Mike shows me a photo from his collection, a tiny one of a man wearing a morning coat and bowler, and I get queasy because I'm pretty sure I'm staring at a picture of a man who's been dead for 50 years. I bet if I fake left and run right, I can make it downstairs and to my car in 20 seconds, but it's dark in the parking lot and who knows what's out there waiting for me, so I stay.
The team gathers, and Karen begins in the near-pitch black on the third floor. I ask no one in particular if I should have some sort of safe word if Frank gets me in his ghostly clutches, like "binkie" or "mommy," but the team is in no mood for jokes. Karen asks for quiet, calling out to Frank, urging him to join us. We're greeted with silence, save for the soft snapping of digital photos.  Karen hands me a thermalined monocular, a night-vision scope, and I walk around in the dark, praying that I see only people I recognize through the green-tinted lens.
 Somehow, I find myself alone on the third floor in absolute darkness. I knew this was a bad idea. I'm in the one area in New Hampshire where ghosts book their appearances months in advance, and we've baited Frank into showing his ghostly face right in this room!
But before I can hyperventilate into unconsciousness, I hear something downstairs. I hustle off to find the group huddled together, excited about a discovery, the first of the night. Karen presses play on her recorder, and we hear her voice call out, "Is there anybody here? Speak if you are here. Who is here?" And then we hear one word, spoken in a low, peculiar voice. The voice says, "Frank." The team is ecstatic - real EVP proof that Frank has arrived! They may be thrilled, but my stomach feels like my pancreas is holding onto my duodenum for dear life.

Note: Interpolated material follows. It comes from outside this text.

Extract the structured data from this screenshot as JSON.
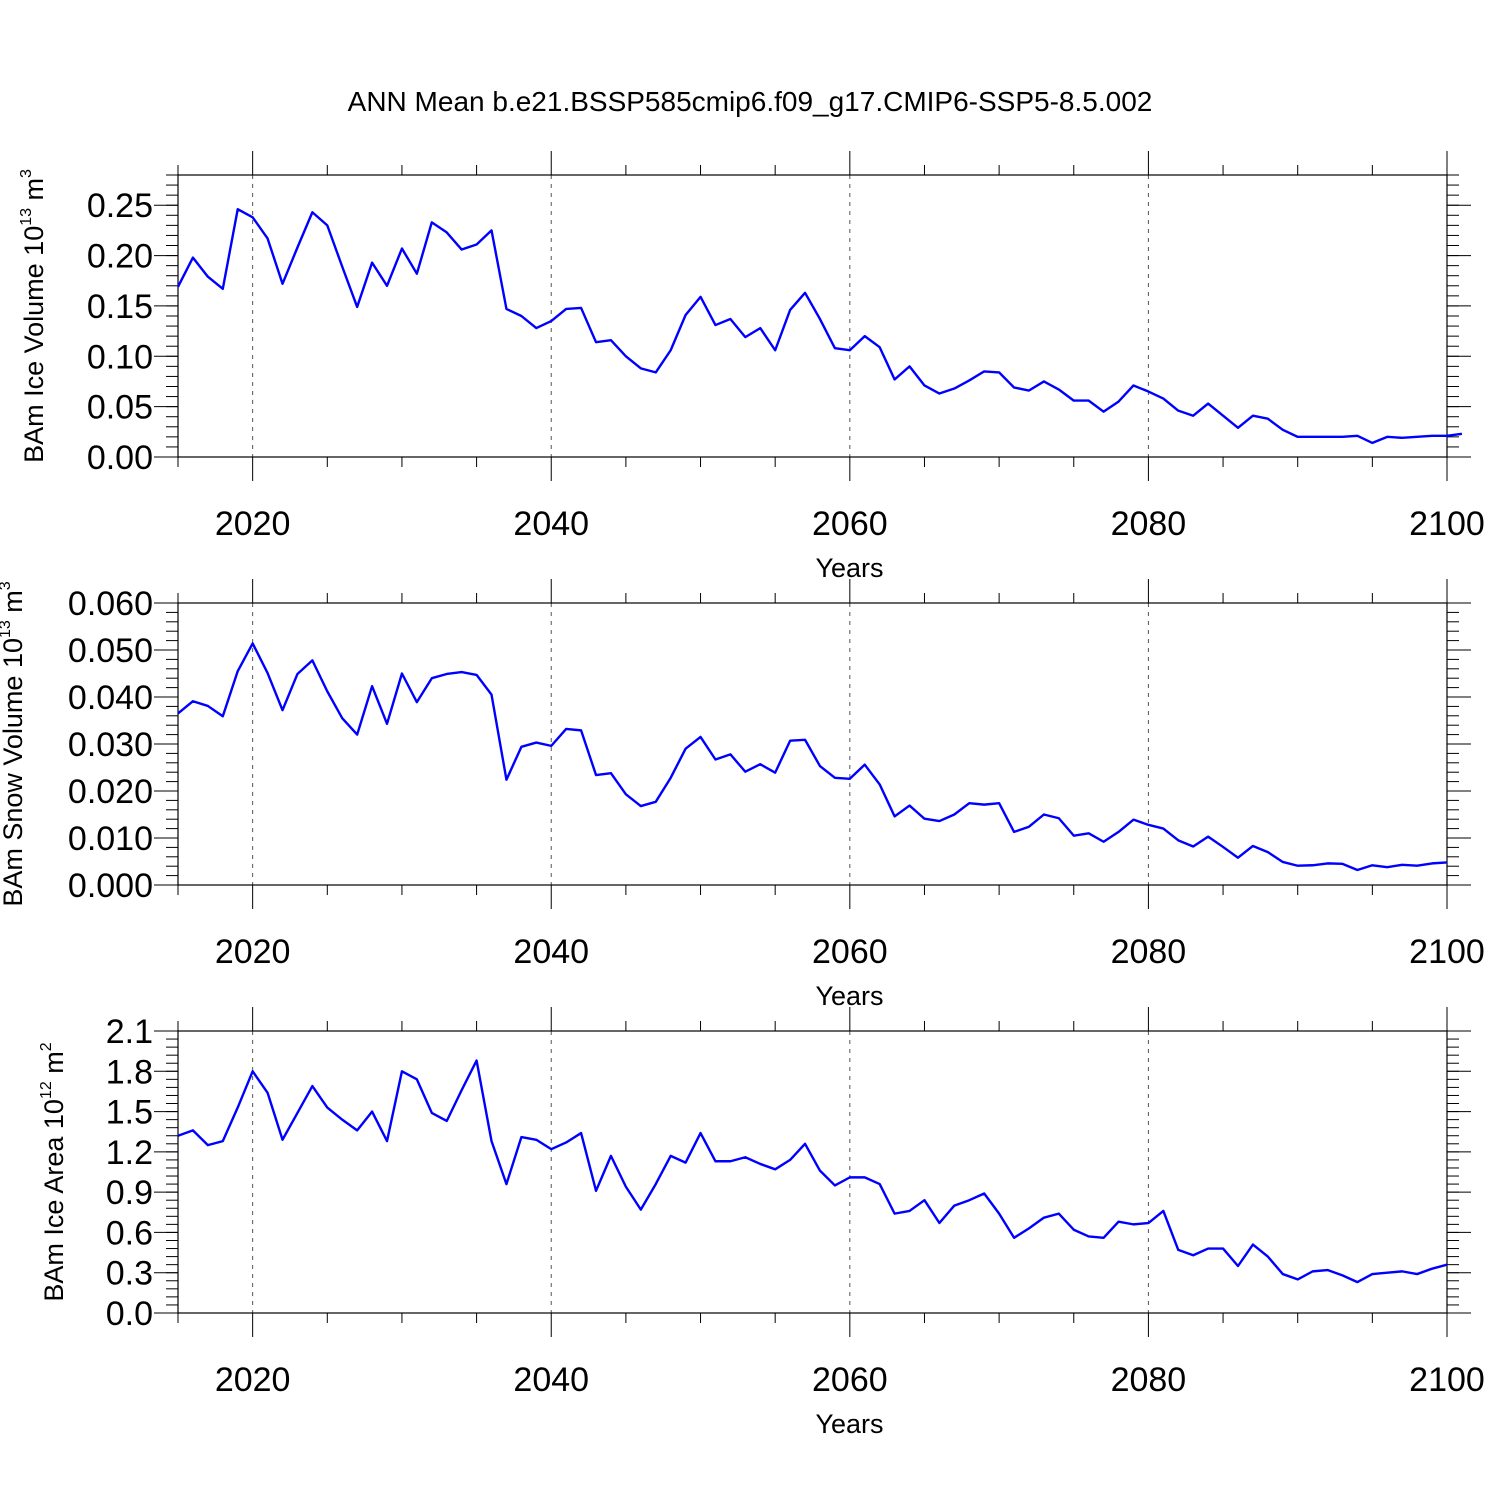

As we listen again and again to Frank's voice, I'm struck by the fact that these people are like the paparazzi - they sit around with expensive cameras and gear, waiting for a glimpse of someone special to show his face, and then they pounce.
The group heads back upstairs, but my night's over. Karen's planned a full séance to continue the chitchat with Frank, but I've heard enough to know there really are things that go bump in the night. Besides, it's getting late and this crowd looks like it could go all night. I need to get home to go to sleep. With the lights on.